Toleransi Sejak Dini!


Haruskah aku memusuhi mereka yang bukan Islam dan sampai hatikah Tuhan memasukkan mereka ke dalam neraka?

Pertanyaan di atas adalah salah satu dari sub judul dalam buku Pergolakan Pemikiran Islam: Catatan Harian Ahmad Wahib. Membaca judul ini rasanya miris. Selama 20 tahun saya hidup di dunia ini saya berteman dengan berbagai macam latar belakang. Tidak pernah sekali pun kata musuh keluar dari mulut saya karena perbedaan itu.

Sejak SD hingga SMA saya mengenal perbedaan, namun tak pernah mempermasalahkannya. Sekolah saya memang menjunjung tinggi pluralisme, mungkin karena itu terdapat tujuh agama, saudara-saudara! Islam, Katolik, Kristen, Buddha, Hindu, Kong Hu Chu dan Saksi Jehova. Dan semua agama tersebut difasilitasi dengan baik oleh pihak sekolah. 

Di satu lantai kami berbagi ruangan belajar dan ibadah. Ketika kami yang muslim sholat, mereka non-Islam pergi ke ruangan masing-masing untuk melakukan ibadah mereka, bersama guru atau para petinggi agama masing-masing. Ketika mata pelajaran agama, karena sistem di sekolah saya moving class, maka kami masuk ke ruangan agama masing-masing. Dan ketika mata pelajaran campuran, kami kembali membaur dan meninggalkan segala perbedaan itu. 
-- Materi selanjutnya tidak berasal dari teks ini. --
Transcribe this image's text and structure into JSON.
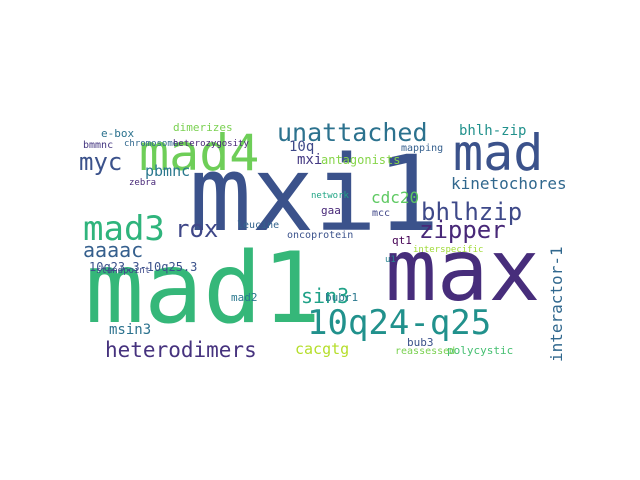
{
  "words": [
    {
      "text": "mxi1",
      "color": "#3b528b"
    },
    {
      "text": "mad1",
      "color": "#35b779"
    },
    {
      "text": "max",
      "color": "#472d7b"
    },
    {
      "text": "mad",
      "color": "#3b528b"
    },
    {
      "text": "mad4",
      "color": "#6ece58"
    },
    {
      "text": "10q24-q25",
      "color": "#21918c"
    },
    {
      "text": "mad3",
      "color": "#2fb47c"
    },
    {
      "text": "unattached",
      "color": "#2c728e"
    },
    {
      "text": "heterodimers",
      "color": "#46327e"
    },
    {
      "text": "zipper",
      "color": "#482878"
    },
    {
      "text": "bhlhzip",
      "color": "#3e4989"
    },
    {
      "text": "myc",
      "color": "#3b528b"
    },
    {
      "text": "rox",
      "color": "#3f4788"
    },
    {
      "text": "aaaac",
      "color": "#355f8d"
    },
    {
      "text": "sin3",
      "color": "#1fa187"
    },
    {
      "text": "kinetochores",
      "color": "#31688e"
    },
    {
      "text": "bhlh-zip",
      "color": "#21918c"
    },
    {
      "text": "interactor-1",
      "color": "#31688e"
    },
    {
      "text": "cdc20",
      "color": "#5ec962"
    },
    {
      "text": "pbmnc",
      "color": "#2a788e"
    },
    {
      "text": "10q",
      "color": "#3e4989"
    },
    {
      "text": "mxi",
      "color": "#443983"
    },
    {
      "text": "msin3",
      "color": "#2c728e"
    },
    {
      "text": "cacgtg",
      "color": "#b5de2b"
    },
    {
      "text": "bubr1",
      "color": "#2a788e"
    },
    {
      "text": "10q23.3-10q25.3",
      "color": "#3b528b"
    },
    {
      "text": "antagonists",
      "color": "#86d549"
    },
    {
      "text": "e-box",
      "color": "#2c728e"
    },
    {
      "text": "dimerizes",
      "color": "#7ad151"
    },
    {
      "text": "chromosome",
      "color": "#31688e"
    },
    {
      "text": "bmmnc",
      "color": "#453781"
    },
    {
      "text": "mapping",
      "color": "#355f8d"
    },
    {
      "text": "heterozygosity",
      "color": "#482878"
    },
    {
      "text": "leucine",
      "color": "#33638d"
    },
    {
      "text": "oncoprotein",
      "color": "#3b528b"
    },
    {
      "text": "mcc",
      "color": "#404688"
    },
    {
      "text": "gaa",
      "color": "#482878"
    },
    {
      "text": "network",
      "color": "#21a585"
    },
    {
      "text": "qt1",
      "color": "#440154"
    },
    {
      "text": "interspecific",
      "color": "#a0da39"
    },
    {
      "text": "polycystic",
      "color": "#44bf70"
    },
    {
      "text": "bub3",
      "color": "#3b528b"
    },
    {
      "text": "mad2",
      "color": "#2a788e"
    },
    {
      "text": "reassessed",
      "color": "#7ad151"
    },
    {
      "text": "zebra",
      "color": "#482878"
    },
    {
      "text": "standpoint",
      "color": "#3e4989"
    },
    {
      "text": "u1",
      "color": "#26828e"
    }
  ]
}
Sekolah juga pernah mengadakan acara Religion's Day sebagai pengenalan agama-agama bagi siswa. Tidak mendasar, hanya seperti apa yang dirayakan, sejarah dan cara beribadah oleh umat beragama lainnya. Saya juga pernah mengikuti kegiatan community service atau semacam bakti sosial. Kami para murid dibebaskan memilih tempatnya. Saya dan empat orang teman saya memilih sebuah gereja yang memiliki pelayanan kesehatan untuk masyarakat yang kurang mampu. Kami di sana membantu tanpa mempermasalah perbedaan itu.
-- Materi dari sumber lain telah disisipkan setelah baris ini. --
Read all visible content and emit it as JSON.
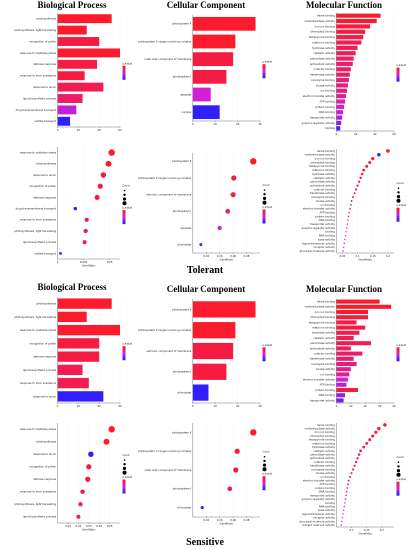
{
  "headings": {
    "biological_process": "Biological Process",
    "cellular_component": "Cellular Component",
    "molecular_function": "Molecular Function"
  },
  "group_labels": {
    "tolerant": "Tolerant",
    "sensitive": "Sensitive"
  },
  "axis_titles": {
    "bar_x": "",
    "dot_x": "GeneRatio"
  },
  "legend_titles": {
    "p": "p.adjust",
    "count": "Count"
  },
  "colors": {
    "gradient_high": "#ff1a1a",
    "gradient_mid": "#d31fd6",
    "gradient_low": "#1f1fff"
  },
  "chart_data": [
    {
      "id": "tol-bp-bar",
      "type": "bar",
      "orientation": "horizontal",
      "categories": [
        "photosynthesis",
        "photosynthesis, light harvesting",
        "recognition of pollen",
        "response to oxidative stress",
        "defense response",
        "response to toxic substance",
        "response to auxin",
        "lipid biosynthetic process",
        "drug transmembrane transport",
        "sulfate transport"
      ],
      "values": [
        52,
        28,
        40,
        60,
        38,
        26,
        44,
        24,
        18,
        12
      ],
      "color_levels": [
        0.95,
        0.95,
        0.9,
        0.95,
        0.9,
        0.9,
        0.85,
        0.8,
        0.45,
        0.05
      ],
      "xlim": [
        0,
        60
      ],
      "xticks": [
        0,
        20,
        40,
        60
      ]
    },
    {
      "id": "tol-cc-bar",
      "type": "bar",
      "orientation": "horizontal",
      "categories": [
        "photosystem II",
        "photosystem II oxygen evolving complex",
        "outer side component of membrane",
        "photosystem I",
        "apoplast",
        "nucleus"
      ],
      "values": [
        28,
        19,
        18,
        15,
        8,
        12
      ],
      "color_levels": [
        0.95,
        0.95,
        0.9,
        0.9,
        0.5,
        0.05
      ],
      "xlim": [
        0,
        30
      ],
      "xticks": [
        0,
        10,
        20,
        30
      ]
    },
    {
      "id": "tol-mf-bar",
      "type": "bar",
      "orientation": "horizontal",
      "categories": [
        "heme binding",
        "oxidoreductase activity",
        "iron ion binding",
        "chlorophyll binding",
        "tetrapyrrole binding",
        "metal ion binding",
        "hydrolase activity",
        "catalytic activity",
        "peroxidase activity",
        "antioxidant activity",
        "cofactor binding",
        "transferase activity",
        "coenzyme binding",
        "kinase activity",
        "ion binding",
        "electron transfer activity",
        "ATP binding",
        "protein binding",
        "DNA binding",
        "transporter activity",
        "enzyme regulator activity",
        "binding"
      ],
      "values": [
        46,
        42,
        35,
        30,
        28,
        26,
        22,
        20,
        18,
        17,
        15,
        14,
        13,
        12,
        11,
        10,
        9,
        8,
        7,
        6,
        5,
        4
      ],
      "color_levels": [
        0.95,
        0.95,
        0.9,
        0.9,
        0.9,
        0.85,
        0.85,
        0.85,
        0.8,
        0.8,
        0.8,
        0.8,
        0.75,
        0.75,
        0.7,
        0.7,
        0.6,
        0.55,
        0.5,
        0.4,
        0.3,
        0.1
      ],
      "xlim": [
        0,
        60
      ],
      "xticks": [
        0,
        20,
        40,
        60
      ]
    },
    {
      "id": "tol-bp-dot",
      "type": "scatter",
      "categories": [
        "response to oxidative stress",
        "photosynthesis",
        "response to auxin",
        "recognition of pollen",
        "defense response",
        "drug transmembrane transport",
        "response to toxic substance",
        "photosynthesis, light harvesting",
        "lipid biosynthetic process",
        "sulfate transport"
      ],
      "x": [
        0.052,
        0.049,
        0.044,
        0.041,
        0.038,
        0.017,
        0.028,
        0.027,
        0.026,
        0.0028
      ],
      "sizes": [
        60,
        52,
        44,
        40,
        38,
        18,
        26,
        28,
        24,
        12
      ],
      "color_levels": [
        0.95,
        0.95,
        0.9,
        0.9,
        0.9,
        0.1,
        0.85,
        0.8,
        0.75,
        0.15
      ],
      "xlim": [
        0,
        0.06
      ],
      "xticks": [
        0.0,
        0.025,
        0.05
      ]
    },
    {
      "id": "tol-cc-dot",
      "type": "scatter",
      "categories": [
        "photosystem II",
        "photosystem II oxygen evolving complex",
        "extrinsic component of membrane",
        "photosystem I",
        "apoplast",
        "chloroplast"
      ],
      "x": [
        0.09,
        0.061,
        0.06,
        0.052,
        0.04,
        0.012
      ],
      "sizes": [
        28,
        19,
        18,
        15,
        12,
        6
      ],
      "color_levels": [
        0.95,
        0.9,
        0.9,
        0.85,
        0.5,
        0.1
      ],
      "xlim": [
        0,
        0.1
      ],
      "xticks": [
        0.02,
        0.04,
        0.06,
        0.08
      ]
    },
    {
      "id": "tol-mf-dot",
      "type": "scatter",
      "categories": [
        "heme binding",
        "oxidoreductase activity",
        "iron ion binding",
        "chlorophyll binding",
        "tetrapyrrole binding",
        "metal ion binding",
        "hydrolase activity",
        "catalytic activity",
        "peroxidase activity",
        "antioxidant activity",
        "cofactor binding",
        "transferase activity",
        "coenzyme binding",
        "kinase activity",
        "ion binding",
        "electron transfer activity",
        "ATP binding",
        "protein binding",
        "DNA binding",
        "transporter activity",
        "enzyme regulator activity",
        "binding",
        "RNA binding",
        "lyase activity",
        "signal transducer activity",
        "receptor activity",
        "structural molecule activity"
      ],
      "x": [
        0.2,
        0.17,
        0.15,
        0.14,
        0.13,
        0.12,
        0.115,
        0.11,
        0.105,
        0.1,
        0.095,
        0.09,
        0.085,
        0.08,
        0.078,
        0.075,
        0.072,
        0.07,
        0.068,
        0.066,
        0.064,
        0.062,
        0.06,
        0.058,
        0.056,
        0.054,
        0.052
      ],
      "sizes": [
        46,
        42,
        35,
        30,
        28,
        26,
        22,
        20,
        18,
        17,
        15,
        14,
        13,
        12,
        11,
        10,
        9,
        8,
        7,
        7,
        6,
        6,
        5,
        5,
        4,
        4,
        4
      ],
      "color_levels": [
        0.95,
        0.1,
        0.95,
        0.9,
        0.9,
        0.9,
        0.85,
        0.85,
        0.85,
        0.8,
        0.8,
        0.8,
        0.8,
        0.75,
        0.75,
        0.75,
        0.7,
        0.7,
        0.7,
        0.65,
        0.65,
        0.6,
        0.6,
        0.55,
        0.5,
        0.5,
        0.45
      ],
      "xlim": [
        0.03,
        0.22
      ],
      "xticks": [
        0.05,
        0.1,
        0.15,
        0.2
      ]
    },
    {
      "id": "sen-bp-bar",
      "type": "bar",
      "orientation": "horizontal",
      "categories": [
        "photosynthesis",
        "photosynthesis, light harvesting",
        "response to oxidative stress",
        "recognition of pollen",
        "defense response",
        "lipid biosynthetic process",
        "response to toxic substance",
        "response to auxin"
      ],
      "values": [
        52,
        28,
        60,
        40,
        40,
        24,
        30,
        44
      ],
      "color_levels": [
        0.95,
        0.95,
        0.95,
        0.9,
        0.9,
        0.85,
        0.85,
        0.05
      ],
      "xlim": [
        0,
        60
      ],
      "xticks": [
        0,
        20,
        40,
        60
      ]
    },
    {
      "id": "sen-cc-bar",
      "type": "bar",
      "orientation": "horizontal",
      "categories": [
        "photosystem II",
        "photosystem II oxygen evolving complex",
        "extrinsic component of membrane",
        "photosystem I",
        "chloroplast"
      ],
      "values": [
        28,
        19,
        18,
        15,
        7
      ],
      "color_levels": [
        0.95,
        0.95,
        0.9,
        0.9,
        0.05
      ],
      "xlim": [
        0,
        30
      ],
      "xticks": [
        0,
        10,
        20,
        30
      ]
    },
    {
      "id": "sen-mf-bar",
      "type": "bar",
      "orientation": "horizontal",
      "categories": [
        "heme binding",
        "oxidoreductase activity",
        "iron ion binding",
        "chlorophyll binding",
        "tetrapyrrole binding",
        "metal ion binding",
        "hydrolase activity",
        "catalytic activity",
        "peroxidase activity",
        "antioxidant activity",
        "cofactor binding",
        "transferase activity",
        "coenzyme binding",
        "kinase activity",
        "ion binding",
        "electron transfer activity",
        "ATP binding",
        "protein binding",
        "DNA binding",
        "transporter activity"
      ],
      "values": [
        30,
        38,
        22,
        22,
        14,
        20,
        16,
        12,
        24,
        10,
        18,
        12,
        14,
        10,
        9,
        8,
        7,
        15,
        6,
        5
      ],
      "color_levels": [
        0.95,
        0.95,
        0.95,
        0.9,
        0.9,
        0.9,
        0.85,
        0.85,
        0.85,
        0.8,
        0.8,
        0.8,
        0.75,
        0.7,
        0.65,
        0.5,
        0.45,
        0.9,
        0.35,
        0.25
      ],
      "xlim": [
        0,
        40
      ],
      "xticks": [
        0,
        10,
        20,
        30,
        40
      ]
    },
    {
      "id": "sen-bp-dot",
      "type": "scatter",
      "categories": [
        "response to oxidative stress",
        "photosynthesis",
        "response to auxin",
        "recognition of pollen",
        "defense response",
        "response to toxic substance",
        "photosynthesis, light harvesting",
        "lipid biosynthetic process"
      ],
      "x": [
        0.052,
        0.047,
        0.032,
        0.03,
        0.029,
        0.024,
        0.022,
        0.02
      ],
      "sizes": [
        60,
        52,
        44,
        40,
        40,
        30,
        28,
        24
      ],
      "color_levels": [
        0.95,
        0.95,
        0.05,
        0.9,
        0.9,
        0.85,
        0.85,
        0.8
      ],
      "xlim": [
        0,
        0.06
      ],
      "xticks": [
        0.01,
        0.02,
        0.03,
        0.04,
        0.05
      ]
    },
    {
      "id": "sen-cc-dot",
      "type": "scatter",
      "categories": [
        "photosystem II",
        "photosystem II oxygen evolving complex",
        "outer side component of membrane",
        "photosystem I",
        "chloroplast"
      ],
      "x": [
        0.09,
        0.066,
        0.064,
        0.055,
        0.014
      ],
      "sizes": [
        28,
        19,
        18,
        15,
        7
      ],
      "color_levels": [
        0.95,
        0.9,
        0.9,
        0.85,
        0.05
      ],
      "xlim": [
        0,
        0.1
      ],
      "xticks": [
        0.02,
        0.04,
        0.06,
        0.08
      ]
    },
    {
      "id": "sen-mf-dot",
      "type": "scatter",
      "categories": [
        "heme binding",
        "oxidoreductase activity",
        "iron ion binding",
        "chlorophyll binding",
        "tetrapyrrole binding",
        "metal ion binding",
        "hydrolase activity",
        "catalytic activity",
        "peroxidase activity",
        "antioxidant activity",
        "cofactor binding",
        "transferase activity",
        "coenzyme binding",
        "kinase activity",
        "ion binding",
        "electron transfer activity",
        "ATP binding",
        "protein binding",
        "DNA binding",
        "transporter activity",
        "enzyme regulator activity",
        "binding",
        "RNA binding",
        "lyase activity",
        "signal transducer activity",
        "receptor activity",
        "structural molecule activity",
        "nutrient reservoir activity"
      ],
      "x": [
        0.21,
        0.19,
        0.18,
        0.17,
        0.16,
        0.15,
        0.14,
        0.13,
        0.125,
        0.12,
        0.115,
        0.11,
        0.105,
        0.1,
        0.095,
        0.09,
        0.088,
        0.086,
        0.084,
        0.082,
        0.08,
        0.078,
        0.076,
        0.074,
        0.072,
        0.07,
        0.068,
        0.066
      ],
      "sizes": [
        40,
        36,
        32,
        30,
        28,
        26,
        24,
        22,
        20,
        18,
        17,
        16,
        15,
        14,
        13,
        12,
        11,
        10,
        9,
        8,
        8,
        7,
        7,
        6,
        6,
        5,
        5,
        4
      ],
      "color_levels": [
        0.95,
        0.95,
        0.95,
        0.9,
        0.9,
        0.9,
        0.85,
        0.85,
        0.85,
        0.8,
        0.8,
        0.8,
        0.75,
        0.75,
        0.75,
        0.7,
        0.7,
        0.7,
        0.65,
        0.65,
        0.6,
        0.6,
        0.55,
        0.55,
        0.5,
        0.5,
        0.45,
        0.4
      ],
      "xlim": [
        0.05,
        0.24
      ],
      "xticks": [
        0.1,
        0.15,
        0.2
      ]
    }
  ]
}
Tak hanya berbeda agama dan latarbelakang, sekolah saya juga menerima para murid 'istimewa', yaitu siswa dengan kebutuhan khusus, yang ditempatkan di kelas yang sama dengan saya. Menjijikan? Tidak. Bahkan saya pernah menjadi Observer mereka. Menulis apa saja yang mereka lakukan selama di Kelas dan melaporkannya pada guru. Mereka kadang lucu, kadang juga menjengkelkan. Sama sajalah dengan anak-anak pada umumnya. 


Apa yang Tak Mungkin?


Bagi kita
theist dan atheist bisa berkumpul
muslim dan kristiani bisa bercanda
artist dan atlit bisa bergurau
kafir dan muttaqien bisa bermesraan
... 
Ahmad Wahib dalam Sepotong Bait Puisi Perpisahan
(14 Agustus 1969)

Perbedaan berkumpul menjadi satu, 
dengan tetap mempertahankan perbedaannya. 
Apakah itu mungkin?

Toh, di mata Tuhan kita tetap sama. 

Manusia.

Apa yang tak mungkin?

Mengenal Wahib, Mengenal Islam dengan Kritis



Saya terus mengangguk-angguk tanda setuju. Buku Pergolakan Pemikiran Islam: Catatan Harian Ahmad Wahib ini seperti mewakili apa yang selama ini menjadi kegundahan banyak orang, termasuk saya, tapi tidak berani diutarakan. Takut dianggap menyimpang, tabu atau bahkan lebih ekstrimnya ateis. 

Islam di negeri bernama Indonesia ini terpuruk. Ini hanya pendapat saya. Mungkin pernyataan itu bisa untuk renungan kita bersama. Apa yang sebenarnya salah. 

Saya sedih. Bukan Islam yang salah, saya tahu itu. Salah satu penyebabnya adalah masih banyak umatnya yang terjebak di masa lalu dan mereka tidak mau keluar dari sana. Apakah kalian semua menyadari itu?